Prevention and treatment for most serious diseases at the earliest stage possible is usually more effective and less costly. That is also true for
addiction to alcohol and illicit drugs. It is particularly important to prevent and/or treat children and young adults as their brains are more
susceptible to addiction. Therefore, we should redouble our efforts to reduce underage drinking, but also focus on young adults who typically drink
at high levels. Of those 66 million who binge drink, 1.7 million are aged 12-17 and 214,000 are pregnant women. The report describes many
prevention/intervention programs, policies and strategies that are effective and could be deployed to reduce this serious problem.
- The authors recommend a “public health” approach to addiction that represents a cultural shift in thinking.
The shame that accompanies addiction can be a barrier to seeking effective treatment. Historically, it is the way we have dealt with addiction. I
remember a great-uncle who was addicted to alcohol and completely shunned by the family as they were deeply ashamed of him. He led a sad and
short life. If he were alive today, he might have found treatment and become a productive member of society.

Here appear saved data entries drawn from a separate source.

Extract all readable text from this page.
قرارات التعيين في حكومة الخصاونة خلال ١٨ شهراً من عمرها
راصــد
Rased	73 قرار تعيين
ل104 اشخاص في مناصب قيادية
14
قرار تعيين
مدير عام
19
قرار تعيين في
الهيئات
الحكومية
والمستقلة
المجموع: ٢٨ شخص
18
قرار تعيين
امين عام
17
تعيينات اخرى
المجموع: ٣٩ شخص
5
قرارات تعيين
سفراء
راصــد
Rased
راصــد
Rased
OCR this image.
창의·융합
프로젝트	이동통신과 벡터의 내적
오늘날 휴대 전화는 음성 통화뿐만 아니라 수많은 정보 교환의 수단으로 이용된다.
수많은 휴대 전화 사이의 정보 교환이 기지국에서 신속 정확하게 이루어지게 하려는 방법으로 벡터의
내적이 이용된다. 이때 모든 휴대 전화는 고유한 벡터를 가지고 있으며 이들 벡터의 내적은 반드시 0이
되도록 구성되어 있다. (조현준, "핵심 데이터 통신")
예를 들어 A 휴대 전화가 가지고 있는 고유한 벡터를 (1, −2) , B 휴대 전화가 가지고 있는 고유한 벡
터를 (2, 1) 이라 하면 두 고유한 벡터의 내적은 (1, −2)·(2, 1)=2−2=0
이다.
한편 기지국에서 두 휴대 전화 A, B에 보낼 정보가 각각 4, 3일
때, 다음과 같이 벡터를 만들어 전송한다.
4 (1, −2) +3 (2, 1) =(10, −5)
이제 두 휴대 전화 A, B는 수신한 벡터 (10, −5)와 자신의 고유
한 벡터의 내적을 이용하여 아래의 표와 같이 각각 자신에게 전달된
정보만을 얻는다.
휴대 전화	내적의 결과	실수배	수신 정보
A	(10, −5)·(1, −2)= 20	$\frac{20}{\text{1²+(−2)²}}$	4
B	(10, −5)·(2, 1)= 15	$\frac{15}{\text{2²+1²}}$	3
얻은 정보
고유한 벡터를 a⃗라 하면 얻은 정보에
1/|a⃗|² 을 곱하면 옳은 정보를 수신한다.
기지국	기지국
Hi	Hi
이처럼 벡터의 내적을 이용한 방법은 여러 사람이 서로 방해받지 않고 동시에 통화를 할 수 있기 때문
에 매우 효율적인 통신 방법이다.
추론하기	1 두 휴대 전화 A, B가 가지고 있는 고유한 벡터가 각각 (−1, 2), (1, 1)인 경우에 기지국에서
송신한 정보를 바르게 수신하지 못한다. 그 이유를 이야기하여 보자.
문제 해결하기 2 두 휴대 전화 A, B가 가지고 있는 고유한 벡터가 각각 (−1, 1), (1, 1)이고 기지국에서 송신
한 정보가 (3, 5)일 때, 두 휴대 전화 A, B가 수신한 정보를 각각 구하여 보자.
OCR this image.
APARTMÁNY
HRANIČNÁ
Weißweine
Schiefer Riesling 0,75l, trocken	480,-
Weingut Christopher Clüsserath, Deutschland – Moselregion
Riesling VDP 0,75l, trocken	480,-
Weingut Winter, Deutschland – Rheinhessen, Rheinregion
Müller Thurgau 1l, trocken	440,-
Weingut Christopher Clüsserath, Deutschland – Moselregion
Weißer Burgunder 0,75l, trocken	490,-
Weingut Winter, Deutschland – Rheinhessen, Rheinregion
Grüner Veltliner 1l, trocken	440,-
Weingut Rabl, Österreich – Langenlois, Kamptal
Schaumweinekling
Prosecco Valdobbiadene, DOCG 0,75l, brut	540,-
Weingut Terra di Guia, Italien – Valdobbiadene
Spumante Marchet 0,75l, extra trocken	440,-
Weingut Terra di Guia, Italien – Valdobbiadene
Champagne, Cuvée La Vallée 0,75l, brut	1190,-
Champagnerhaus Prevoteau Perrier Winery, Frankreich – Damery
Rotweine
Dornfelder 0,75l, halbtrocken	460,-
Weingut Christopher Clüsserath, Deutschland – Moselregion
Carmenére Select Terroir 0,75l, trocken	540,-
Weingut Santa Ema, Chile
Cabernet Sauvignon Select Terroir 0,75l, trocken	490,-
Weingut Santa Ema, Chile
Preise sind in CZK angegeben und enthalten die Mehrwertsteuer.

The Surgeon General should be
credited with making the effort to change this culture which could improve the lives of many.
Recent legislative developments have expanded the access to prevention and treatment services.
Specifically, the Paul Wellstone and Pete Domenici Mental Health Parity and Addiction Equity Act of 2008 and the Affordable Care Act represent new
resources. This should be helpful as many needing treatment did not get it. When asked why, 31% cited lack of health insurance. It should be noted
that 41% did not receive treatment because they were “not ready” and 16% felt it would have a negative impact on their job. Reducing the shame
and stigma of addiction may encourage more people to seek treatment.
We all have a role to play in reducing these serious problems.
The last chapter is the “Vision for the Future.” It has specific suggestions for key stakeholders. But, each of us is a member of one or more of these
groups, so we all have a role to play. This report can be used as a blue-print for all of us in dealing with this issue.
How to access and use this report:
Download or order it from Addiction.SurgeonGeneral.gov. I found it difficult to use the on-line version because you want to skip back and
forth. Therefore, downloading and printing it are recommended. You can also order a copy, but the website says they are sold out!
(Hopefully, they will re-stock.)
You can read the 13-page Executive Summary, but another idea is to read the Key findings for Chapters 2,3,4,5 and 6. They can be found
in a boxed feature on the second page of chapters 2-6. This will give you an idea about what is in the heart of the report.
I would suggest reading or, at least, skimming the last chapter as the authors outline the vision for the future and the role for key
This report should be kept readily available and used as a reference. It not only has the latest science on brain function and addiction, but
it can be used as a guide to effective policies and programs which should be implemented for reducing addiction in our communities.
And, you can reference the report if faced with attempts to loosen alcohol regulations; reminding policy makers that alcohol misuse is still
a significant public health and safety issue.